Cálculo dos deputados
Caciques lembram que a maior parte dos deputados está preocupada com a reeleição e questões regionais os aproximam de Bolsonaro em estados ruralistas e onde os evangélicos têm grande peso no eleitorado. Nesse sentido, a tese de não ter candidato ao Planalto, já tornada pública por Aécio, ganha força.

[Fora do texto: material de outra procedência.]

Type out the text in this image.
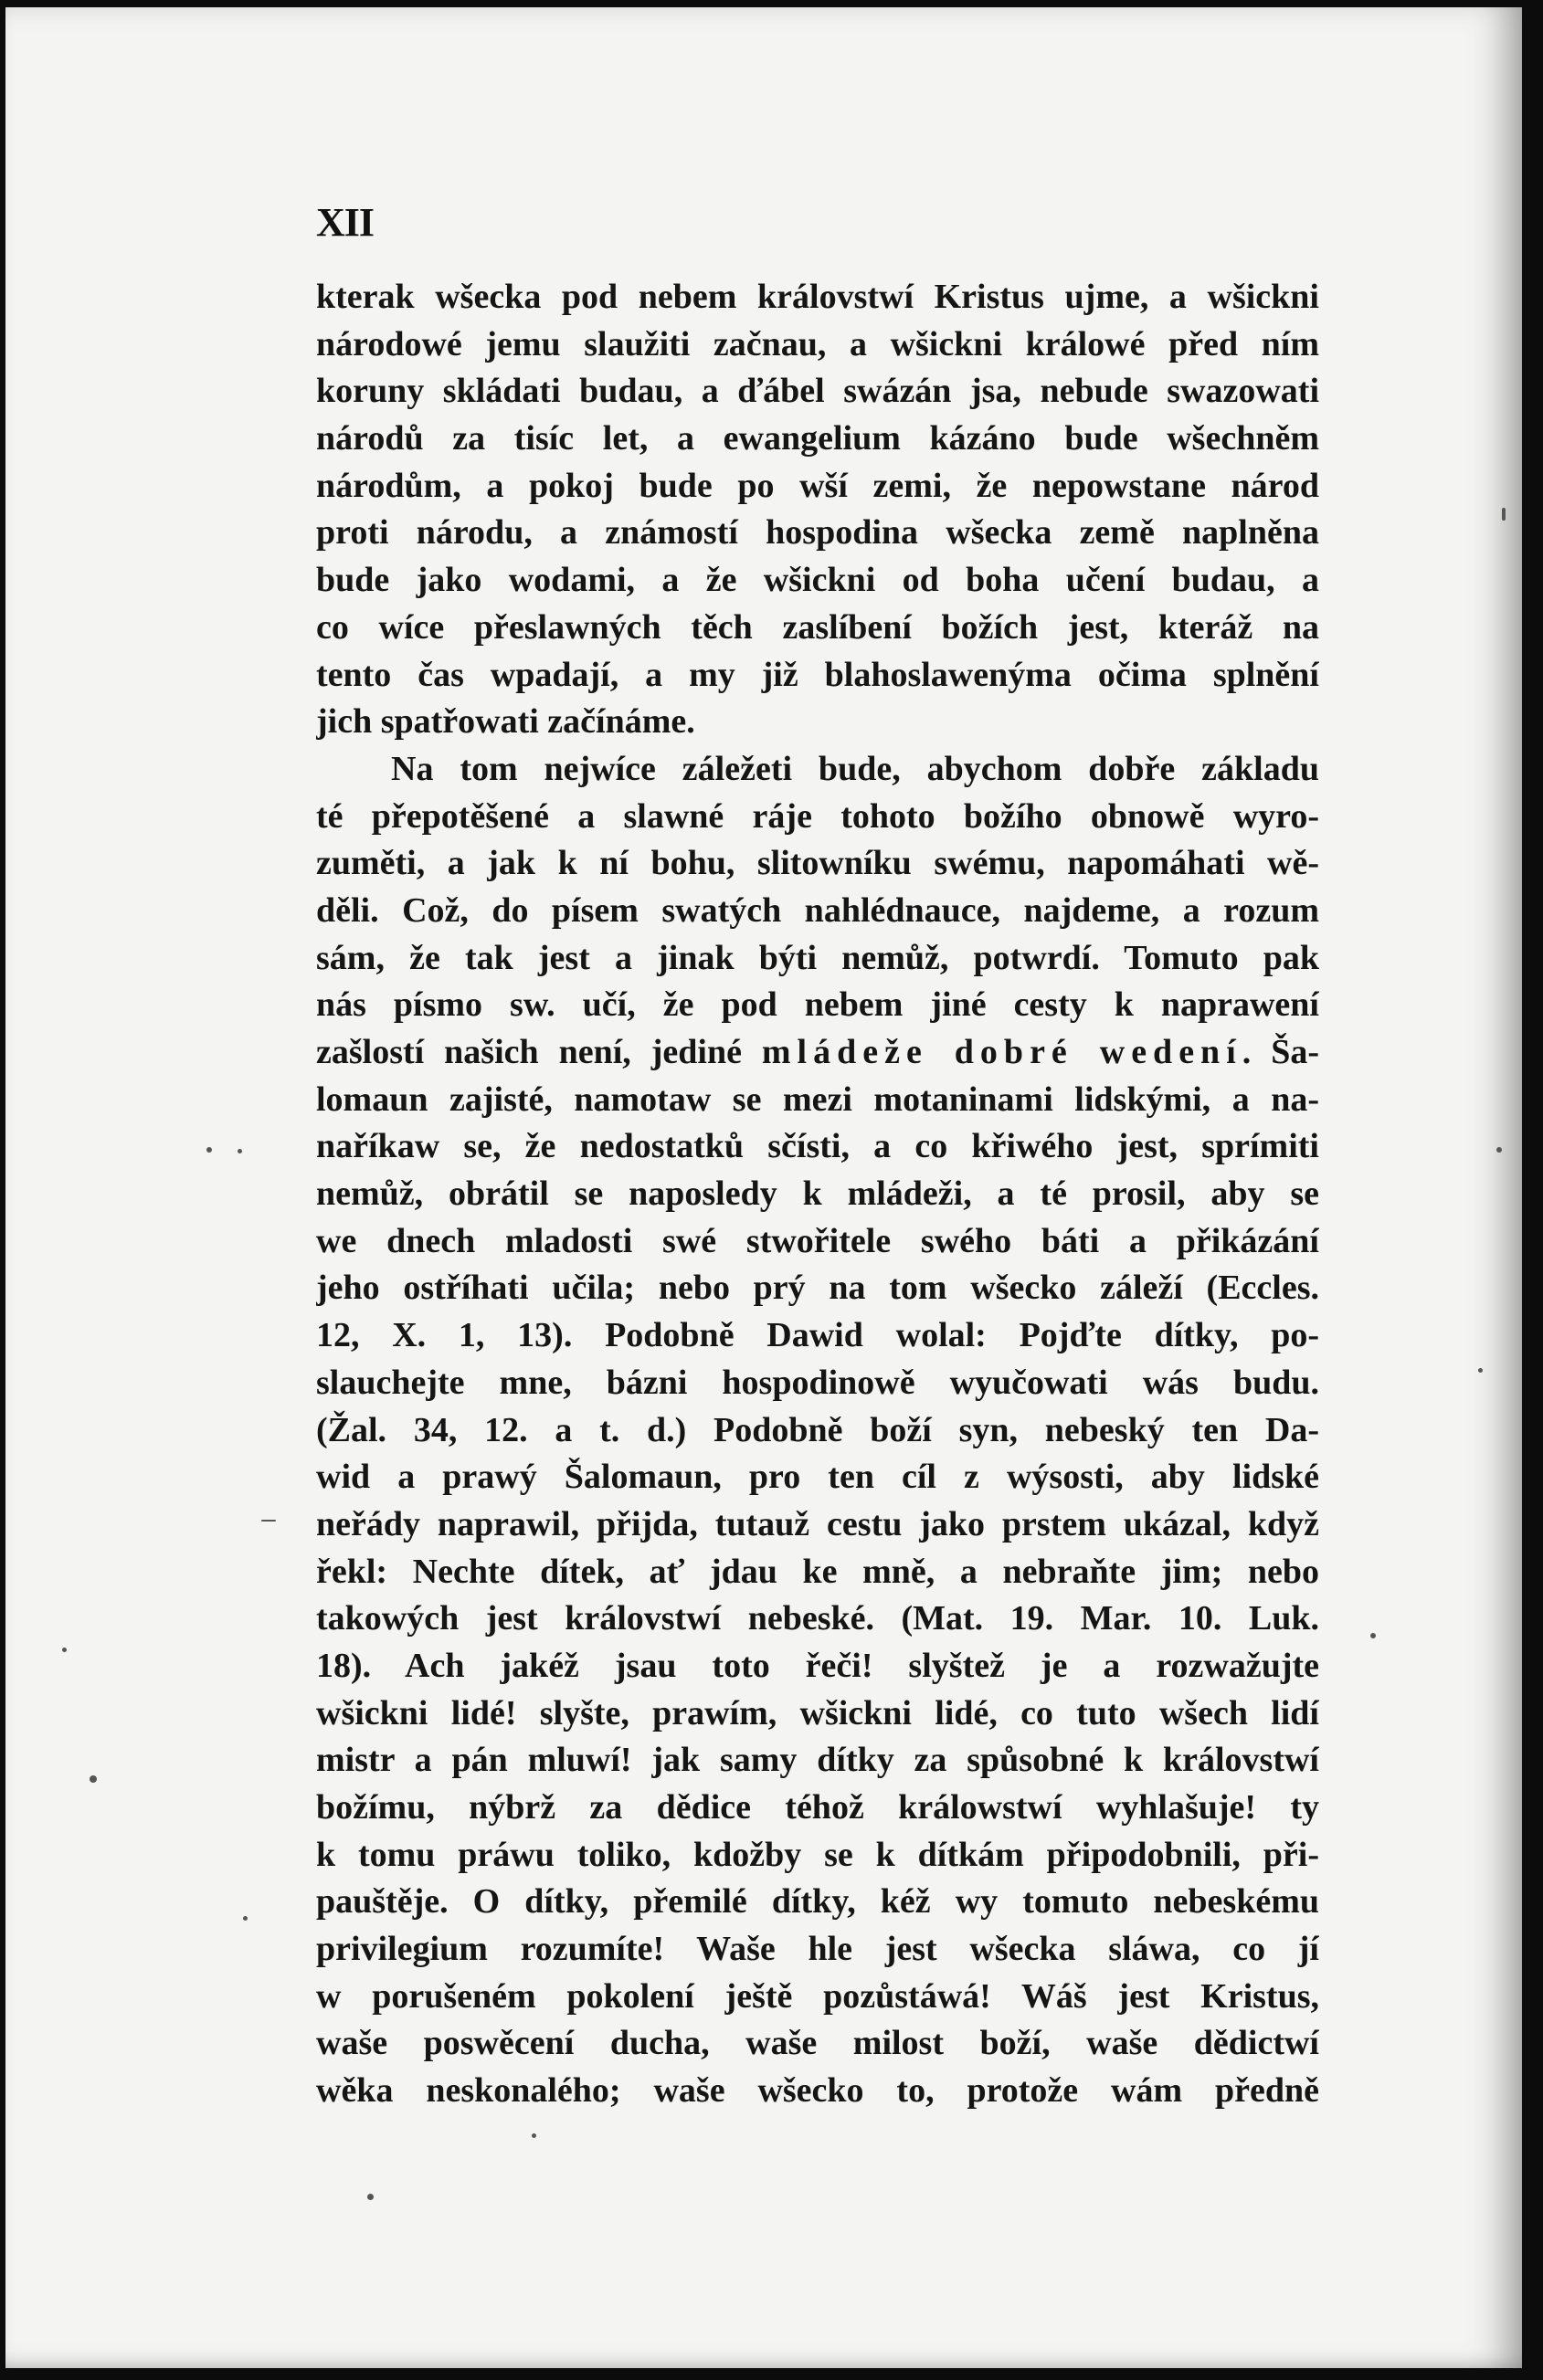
XII
kterak wšecka pod nebem královstwí Kristus ujme, a wšickni
národowé jemu slaužiti začnau, a wšickni králowé před ním
koruny skládati budau, a ďábel swázán jsa, nebude swazowati
národů za tisíc let, a ewangelium kázáno bude wšechněm
národům, a pokoj bude po wší zemi, že nepowstane národ
proti národu, a známostí hospodina wšecka země naplněna
bude jako wodami, a že wšickni od boha učení budau, a
co wíce přeslawných těch zaslíbení božích jest, kteráž na
tento čas wpadají, a my již blahoslawenýma očima splnění
jich spatřowati začínáme.
Na tom nejwíce záležeti bude, abychom dobře základu
té přepotěšené a slawné ráje tohoto božího obnowě wyro-
zuměti, a jak k ní bohu, slitowníku swému, napomáhati wě-
děli. Což, do písem swatých nahlédnauce, najdeme, a rozum
sám, že tak jest a jinak býti nemůž, potwrdí. Tomuto pak
nás písmo sw. učí, že pod nebem jiné cesty k naprawení
zašlostí našich není, jediné mládeže dobré wedení. Ša-
lomaun zajisté, namotaw se mezi motaninami lidskými, a na-
naříkaw se, že nedostatků sčísti, a co křiwého jest, sprímiti
nemůž, obrátil se naposledy k mládeži, a té prosil, aby se
we dnech mladosti swé stwořitele swého báti a přikázání
jeho ostříhati učila; nebo prý na tom wšecko záleží (Eccles.
12, X. 1, 13). Podobně Dawid wolal: Pojďte dítky, po-
slauchejte mne, bázni hospodinowě wyučowati wás budu.
(Žal. 34, 12. a t. d.) Podobně boží syn, nebeský ten Da-
wid a prawý Šalomaun, pro ten cíl z wýsosti, aby lidské
neřády naprawil, přijda, tutauž cestu jako prstem ukázal, když
řekl: Nechte dítek, ať jdau ke mně, a nebraňte jim; nebo
takowých jest královstwí nebeské. (Mat. 19. Mar. 10. Luk.
18). Ach jakéž jsau toto řeči! slyštež je a rozwažujte
wšickni lidé! slyšte, prawím, wšickni lidé, co tuto wšech lidí
mistr a pán mluwí! jak samy dítky za spůsobné k královstwí
božímu, nýbrž za dědice téhož králowstwí wyhlašuje! ty
k tomu práwu toliko, kdožby se k dítkám připodobnili, při-
pauštěje. O dítky, přemilé dítky, kéž wy tomuto nebeskému
privilegium rozumíte! Waše hle jest wšecka sláwa, co jí
w porušeném pokolení ještě pozůstáwá! Wáš jest Kristus,
waše poswěcení ducha, waše milost boží, waše dědictwí
wěka neskonalého; waše wšecko to, protože wám předně
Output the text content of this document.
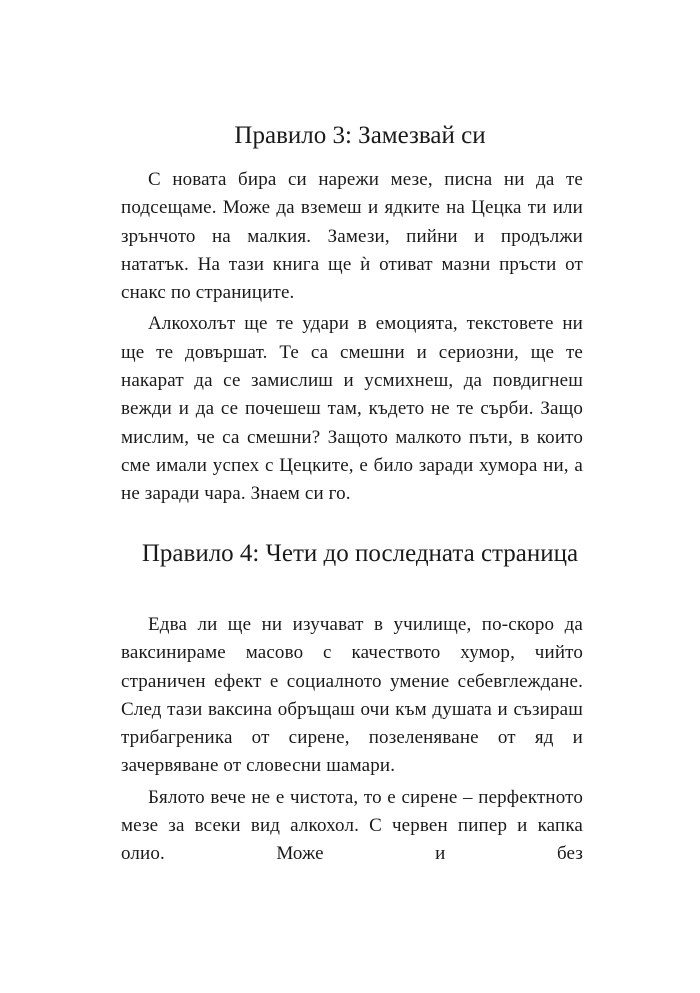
Правило 3: Замезвай си

С новата бира си нарежи мезе, писна ни да те подсещаме. Може да вземеш и ядките на Цецка ти или зрънчото на малкия. Замези, пийни и продължи нататък. На тази книга ще ѝ отиват мазни пръсти от снакс по страниците.

Алкохолът ще те удари в емоцията, текстовете ни ще те довършат. Те са смешни и сериозни, ще те накарат да се замислиш и усмихнеш, да повдигнеш вежди и да се почешеш там, където не те сърби. Защо мислим, че са смешни? Защото малкото пъти, в които сме имали успех с Цецките, е било заради хумора ни, а не заради чара. Знаем си го.

Правило 4: Чети до последната страница

Едва ли ще ни изучават в училище, по-скоро да ваксинираме масово с качеството хумор, чийто страничен ефект е социалното умение себевглеждане. След тази ваксина обръщаш очи към душата и съзираш трибагреника от сирене, позеленяване от яд и зачервяване от словесни шамари.

Бялото вече не е чистота, то е сирене – перфектното мезе за всеки вид алкохол. С червен пипер и капка олио. Може и без
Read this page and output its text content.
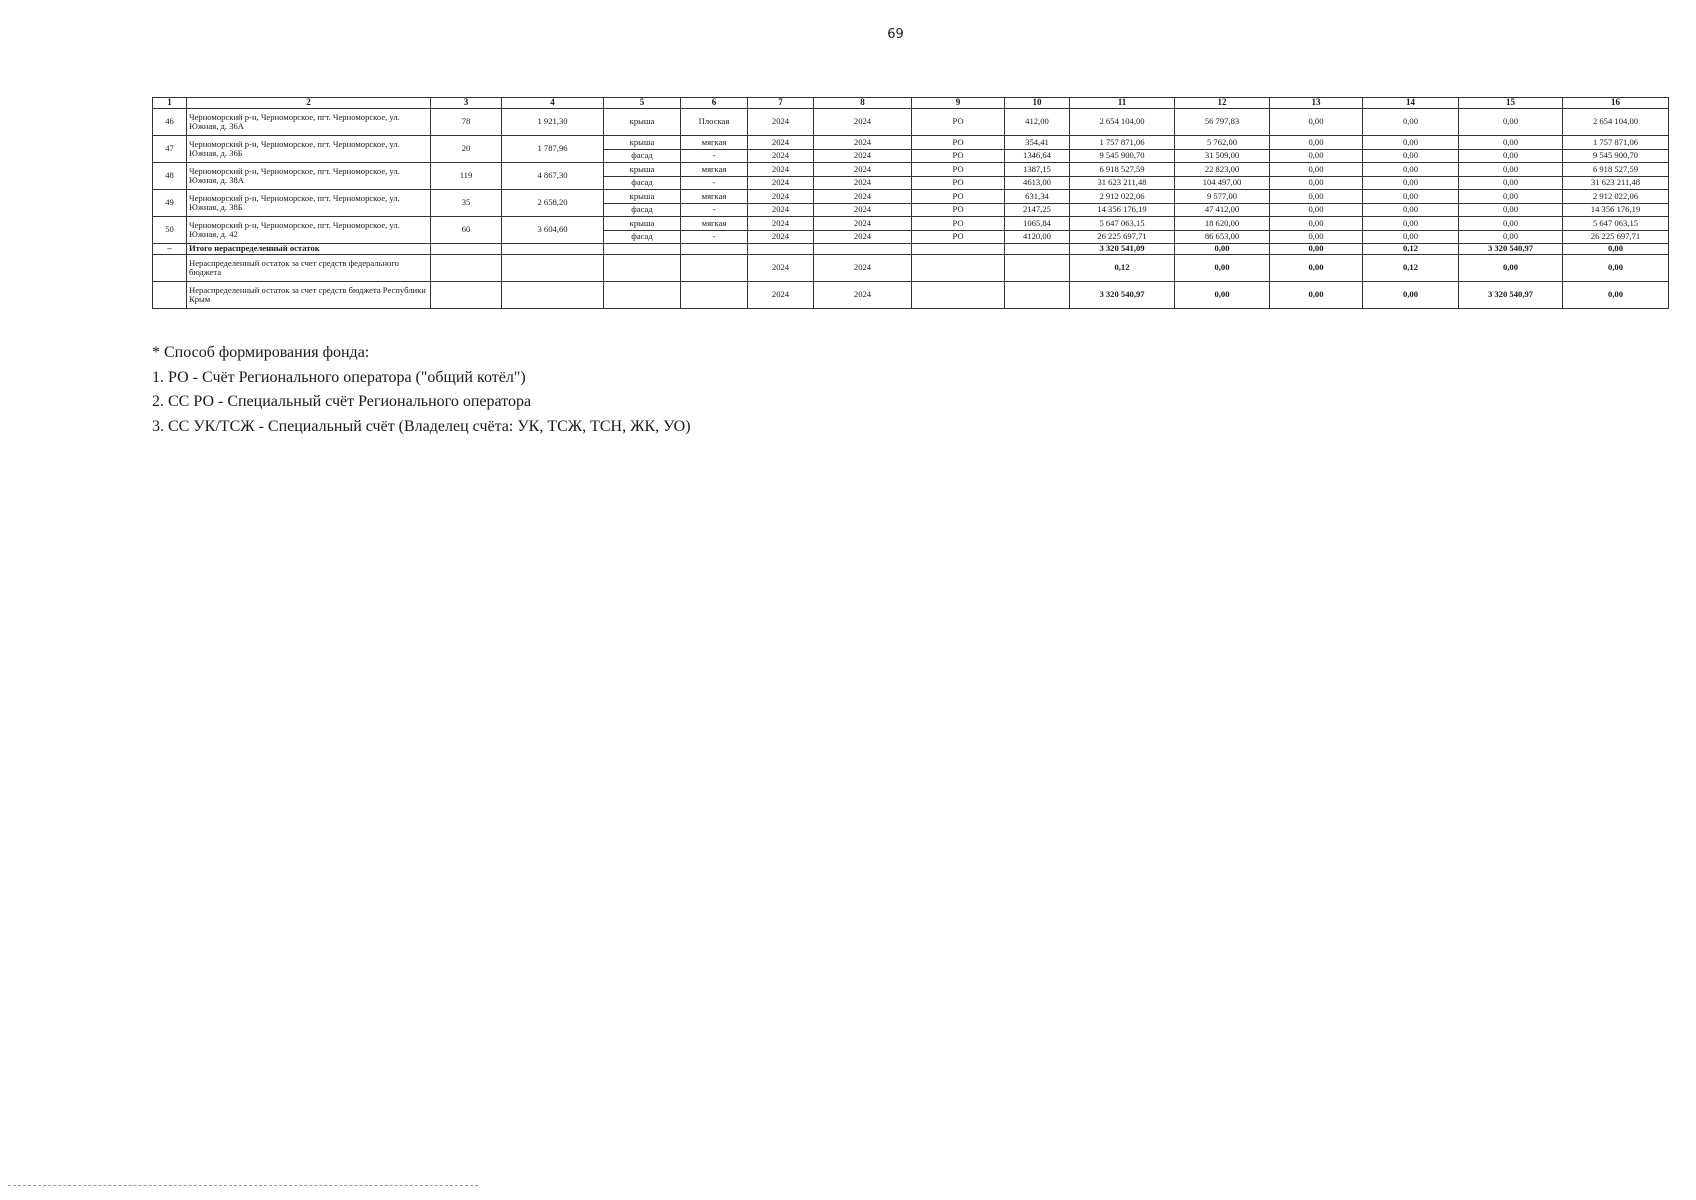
69
1	2	3	4	5	6	7	8	9	10	11	12	13	14	15	16
46	Черноморский р-н, Черноморское, пгт. Черноморское, ул. Южная, д. 36А	78	1 921,30	крыша	Плоская	2024	2024	РО	412,00	2 654 104,00	56 797,83	0,00	0,00	0,00	2 654 104,00
47	Черноморский р-н, Черноморское, пгт. Черноморское, ул. Южная, д. 36Б	20	1 787,96	крыша	мягкая	2024	2024	РО	354,41	1 757 871,06	5 762,00	0,00	0,00	0,00	1 757 871,06
				фасад	-	2024	2024	РО	1346,64	9 545 900,70	31 509,00	0,00	0,00	0,00	9 545 900,70
48	Черноморский р-н, Черноморское, пгт. Черноморское, ул. Южная, д. 38А	119	4 867,30	крыша	мягкая	2024	2024	РО	1387,15	6 918 527,59	22 823,00	0,00	0,00	0,00	6 918 527,59
				фасад	-	2024	2024	РО	4613,00	31 623 211,48	104 497,00	0,00	0,00	0,00	31 623 211,48
49	Черноморский р-н, Черноморское, пгт. Черноморское, ул. Южная, д. 38Б	35	2 658,20	крыша	мягкая	2024	2024	РО	631,34	2 912 022,06	9 577,00	0,00	0,00	0,00	2 912 022,06
				фасад	-	2024	2024	РО	2147,25	14 356 176,19	47 412,00	0,00	0,00	0,00	14 356 176,19
50	Черноморский р-н, Черноморское, пгт. Черноморское, ул. Южная, д. 42	60	3 604,60	крыша	мягкая	2024	2024	РО	1065,84	5 647 063,15	18 620,00	0,00	0,00	0,00	5 647 063,15
				фасад	-	2024	2024	РО	4120,00	26 225 697,71	86 653,00	0,00	0,00	0,00	26 225 697,71
–	Итого нераспределенный остаток									3 320 541,09	0,00	0,00	0,12	3 320 540,97	0,00
	Нераспределенный остаток за счет средств федерального бюджета					2024	2024			0,12	0,00	0,00	0,12	0,00	0,00
	Нераспределенный остаток за счет средств бюджета Республики Крым					2024	2024			3 320 540,97	0,00	0,00	0,00	3 320 540,97	0,00

* Способ формирования фонда:

1. РО - Счёт Регионального оператора ("общий котёл")

2. СС РО - Специальный счёт Регионального оператора

3. СС УК/ТСЖ - Специальный счёт (Владелец счёта: УК, ТСЖ, ТСН, ЖК, УО)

O ex-deputado Marcus Pestana, que integra a comissão das prévias, discorda da análise de que a votação interna ampliou divisões do partido e avalia que elas apenas ficaram mais expostas:
— A prévia é uma forma de tratar as divergências que já existem de forma democrática; a outra seria varrer para debaixo do tapete. A unidade vai depender da habilidade e talento do vencedor que terá que abrir conversas com as forças democráticas.
O presidente do PSDB, Bruno Araújo, adota raciocínio semelhante e frisa que o escolhido do partido precisará ter sabedoria para reconstruir pontes dentro e fora da sigla e cita o exemplo dos Estados Unidos, onde os candidatos brigam e depois se apoiam:
— O escolhido nas prévias vai estar legitimado para buscar unidade, mas não vai acontecer no dia nem na semana seguinte. As democracias mais maduras ensinam.